Observations and personal opinions from Nothing Research Partner 0x_Todd. The following content does not constitute any investment advice.
Today, while researching L2, I found that L2BEAT's standards are quite strict.
Among the top 10 L2s, there are not many that have reached Stage 1, and even those like Base, OP, and Unichain have been tagged; if they do not rectify within 53 days, they will drop back to Stage 0. Of course, they all use OP Stack, so being tagged together is normal.
Among the top 5, only Arbitrum remains strong, considered the backbone of Stage 1 in L2...
Vitalik originally proposed a three-step "auxiliary wheel" roadmap (Stage 0 → Stage 1 → Stage 2), but L2BEAT has transformed Vitalik's ideas into a concrete and measurable checklist (proof of usability, exit window, time lock, security committee design, etc.).

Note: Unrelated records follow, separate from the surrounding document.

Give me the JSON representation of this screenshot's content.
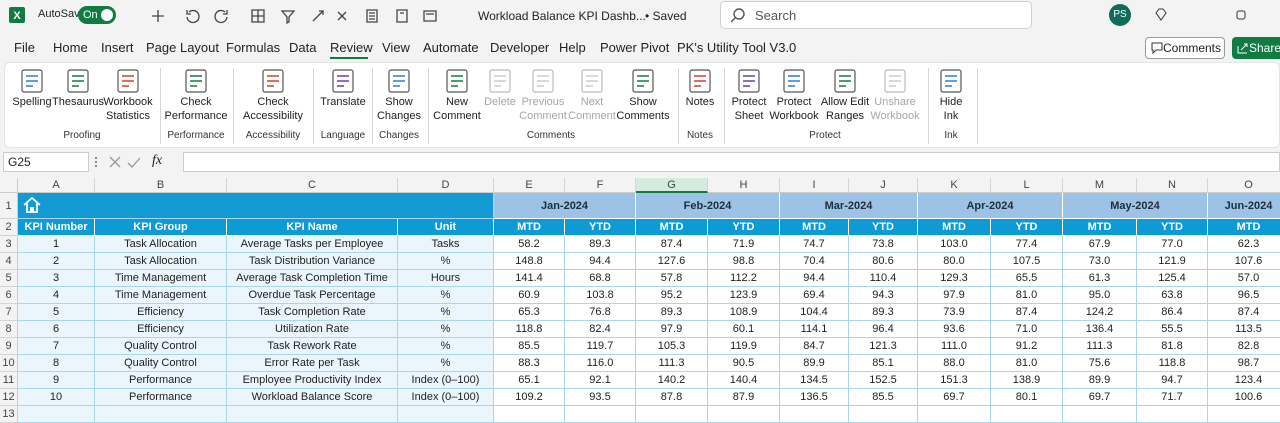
{
  "titlebar": {
    "autosave": "AutoSave",
    "toggle": "On",
    "title": "Workload Balance KPI Dashb...",
    "status": "• Saved",
    "search": "Search",
    "avatar": "PS"
  },
  "menu": {
    "tabs": [
      "File",
      "Home",
      "Insert",
      "Page Layout",
      "Formulas",
      "Data",
      "Review",
      "View",
      "Automate",
      "Developer",
      "Help",
      "Power Pivot",
      "PK's Utility Tool V3.0"
    ],
    "comments": "Comments",
    "share": "Share"
  },
  "ribbon": {
    "groups": [
      {
        "label": "Proofing",
        "buttons": [
          [
            "Spelling"
          ],
          [
            "Thesaurus"
          ],
          [
            "Workbook",
            "Statistics"
          ]
        ]
      },
      {
        "label": "Performance",
        "buttons": [
          [
            "Check",
            "Performance"
          ]
        ]
      },
      {
        "label": "Accessibility",
        "buttons": [
          [
            "Check",
            "Accessibility"
          ]
        ]
      },
      {
        "label": "Language",
        "buttons": [
          [
            "Translate"
          ]
        ]
      },
      {
        "label": "Changes",
        "buttons": [
          [
            "Show",
            "Changes"
          ]
        ]
      },
      {
        "label": "Comments",
        "buttons": [
          [
            "New",
            "Comment"
          ],
          [
            "Delete"
          ],
          [
            "Previous",
            "Comment"
          ],
          [
            "Next",
            "Comment"
          ],
          [
            "Show",
            "Comments"
          ]
        ]
      },
      {
        "label": "Notes",
        "buttons": [
          [
            "Notes"
          ]
        ]
      },
      {
        "label": "Protect",
        "buttons": [
          [
            "Protect",
            "Sheet"
          ],
          [
            "Protect",
            "Workbook"
          ],
          [
            "Allow Edit",
            "Ranges"
          ],
          [
            "Unshare",
            "Workbook"
          ]
        ]
      },
      {
        "label": "Ink",
        "buttons": [
          [
            "Hide",
            "Ink"
          ]
        ]
      }
    ]
  },
  "formula_bar": {
    "name_box": "G25",
    "fx": "fx"
  },
  "sheet": {
    "columns": [
      "A",
      "B",
      "C",
      "D",
      "E",
      "F",
      "G",
      "H",
      "I",
      "J",
      "K",
      "L",
      "M",
      "N",
      "O"
    ],
    "rows": [
      1,
      2,
      3,
      4,
      5,
      6,
      7,
      8,
      9,
      10,
      11,
      12,
      13
    ],
    "months": [
      "Jan-2024",
      "Feb-2024",
      "Mar-2024",
      "Apr-2024",
      "May-2024",
      "Jun-2024"
    ],
    "headers": [
      "KPI Number",
      "KPI Group",
      "KPI Name",
      "Unit"
    ],
    "subheaders": [
      "MTD",
      "YTD",
      "MTD",
      "YTD",
      "MTD",
      "YTD",
      "MTD",
      "YTD",
      "MTD",
      "YTD",
      "MTD"
    ],
    "data": [
      [
        1,
        "Task Allocation",
        "Average Tasks per Employee",
        "Tasks",
        "58.2",
        "89.3",
        "87.4",
        "71.9",
        "74.7",
        "73.8",
        "103.0",
        "77.4",
        "67.9",
        "77.0",
        "62.3"
      ],
      [
        2,
        "Task Allocation",
        "Task Distribution Variance",
        "%",
        "148.8",
        "94.4",
        "127.6",
        "98.8",
        "70.4",
        "80.6",
        "80.0",
        "107.5",
        "73.0",
        "121.9",
        "107.6"
      ],
      [
        3,
        "Time Management",
        "Average Task Completion Time",
        "Hours",
        "141.4",
        "68.8",
        "57.8",
        "112.2",
        "94.4",
        "110.4",
        "129.3",
        "65.5",
        "61.3",
        "125.4",
        "57.0"
      ],
      [
        4,
        "Time Management",
        "Overdue Task Percentage",
        "%",
        "60.9",
        "103.8",
        "95.2",
        "123.9",
        "69.4",
        "94.3",
        "97.9",
        "81.0",
        "95.0",
        "63.8",
        "96.5"
      ],
      [
        5,
        "Efficiency",
        "Task Completion Rate",
        "%",
        "65.3",
        "76.8",
        "89.3",
        "108.9",
        "104.4",
        "89.3",
        "73.9",
        "87.4",
        "124.2",
        "86.4",
        "87.4"
      ],
      [
        6,
        "Efficiency",
        "Utilization Rate",
        "%",
        "118.8",
        "82.4",
        "97.9",
        "60.1",
        "114.1",
        "96.4",
        "93.6",
        "71.0",
        "136.4",
        "55.5",
        "113.5"
      ],
      [
        7,
        "Quality Control",
        "Task Rework Rate",
        "%",
        "85.5",
        "119.7",
        "105.3",
        "119.9",
        "84.7",
        "121.3",
        "111.0",
        "91.2",
        "111.3",
        "81.8",
        "82.8"
      ],
      [
        8,
        "Quality Control",
        "Error Rate per Task",
        "%",
        "88.3",
        "116.0",
        "111.3",
        "90.5",
        "89.9",
        "85.1",
        "88.0",
        "81.0",
        "75.6",
        "118.8",
        "98.7"
      ],
      [
        9,
        "Performance",
        "Employee Productivity Index",
        "Index (0–100)",
        "65.1",
        "92.1",
        "140.2",
        "140.4",
        "134.5",
        "152.5",
        "151.3",
        "138.9",
        "89.9",
        "94.7",
        "123.4"
      ],
      [
        10,
        "Performance",
        "Workload Balance Score",
        "Index (0–100)",
        "109.2",
        "93.5",
        "87.8",
        "87.9",
        "136.5",
        "85.5",
        "69.7",
        "80.1",
        "69.7",
        "71.7",
        "100.6"
      ]
    ]
  }
}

Specifically, what Stage an L2 is in ultimately depends on a core question: who can veto or change the state?
In Stage 0, the core team (or low-threshold multi-signature) can override the proof system.
In Stage 1, only a supermajority security committee (≥ 75% signatures) can overturn it; all others (including the core team) must go through the proof system.
In Stage 2, the proof system itself is the final arbiter; the security committee can only intervene to fix provable on-chain vulnerabilities.
Especially in Stage 1, L2BEAT has quantified the requirements:
≥8 members in the security committee, with at least half being external members
≥7 days of upgrade time lock ("exit window")
≥5 external validators
So I specifically looked into the current situation of Arbitrum's security committee. Besides the foundation members, there are also L2BEAT co-founder Bartek Kiepuszewski, and representatives from security or governance organizations like OpenZeppelin, Immunefi, Gauntlet, etc., totaling 12 members.
Normal upgrades are conducted via a 9/12 multi-signature. Then, the Arb committee divides the members into 6+6, with half being re-elected each year.
After Arb Bold (Bounded Liquidity Delay) officially launched in February this year, the contract now supports anyone staking to participate, submit/challenge assertions, which essentially completes the last task of Stage 1.
This is what makes Arbitrum one of the few true Stage 1 L2s.